The publishing industry today is where the music industry was about two or three decades ago.  Libgen is rather like the original Napster.  Libgen makes many books downloadable without any regard for copyright rights or the law generally.  Publishing companies from time to time try to shut down Libgen and its predecessors like Library.Nu.  In the past few months, for example, such a publishers' consortium has succeeded in shutting down many of the mirrors of Libgen (like https://b-ok.cc/).  But it's whack-a-mole.  What publishers are not responding to is the need for a new model of digital book distribution, analogous to streamed music.  We should be able to pay about $10 per month and read whatever we want.  Amazon is the one large company I know that has tried this, with its Kindle Unlimited program.  That way, everyone gets paid, and everyone can read without fear of prosecution.

Where does that leave us?  Downloading books from Libgen is almost always a serious breach of copyright (so always use an anonymizing VPN!).  On the other hand, it is often irresistibly convenient.  And for readers without access to a well-funded library system, it can be the only way to read a book.  If you want to check a single page or quotation, it is hard to justify the purchase of a whole book, especially at academic book prices.   Sometimes, Libgen can allow one to check a reference far more quickly than by accessing the same book DRM-protected and legally accessible through the library system.  And time matters.
There are so many books on Libgen published by companies like Brill and Routledge that it's hard to believe they are not quietly aware of it, and accepting it as an alternative distribution method, although of course they would officially deny it.  So many of the PDFs are clearly publishers' originals, not scans, suggesting at the very least that there is uncontrolled leakage of content directly from the publishers.

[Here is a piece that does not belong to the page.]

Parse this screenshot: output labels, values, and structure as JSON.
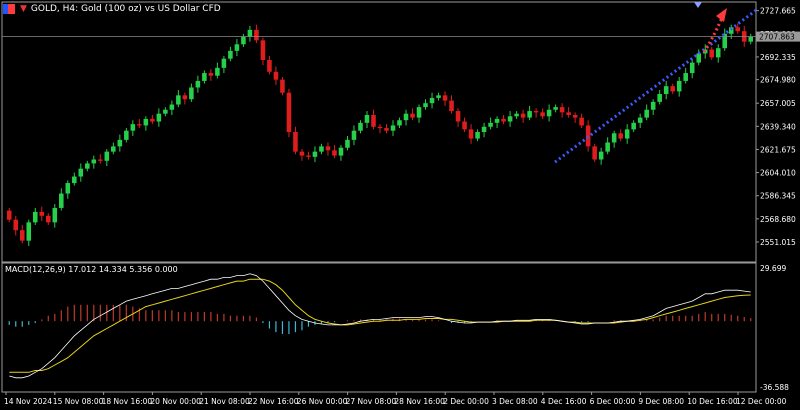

We live in interesting times.  Libgen is more than merely "shadowy."  To download from Libgen is in most cases a crime against copyright law (has the author been dead for more than 60 years).  Just as it used to be with Napster and early Spotify.  At the same time, the obscene profits of giant publishing corporations like Pearson, Bertelsmann, Elsevier and Springer and Scholastic, coupled with their unwillingness to adapt to the world of digital distribution, make it almost inevitable that Libgen exists. 

Downloading from Libgen can be handled in a manner that makes detection impossible, and in many cases the breach of copyright is so slight, for example if less than 10% of the book is displayed on the computer screen, that if it came to court it might be judged "fair use."

Proceed with caution, and hope for better business models from future publishers.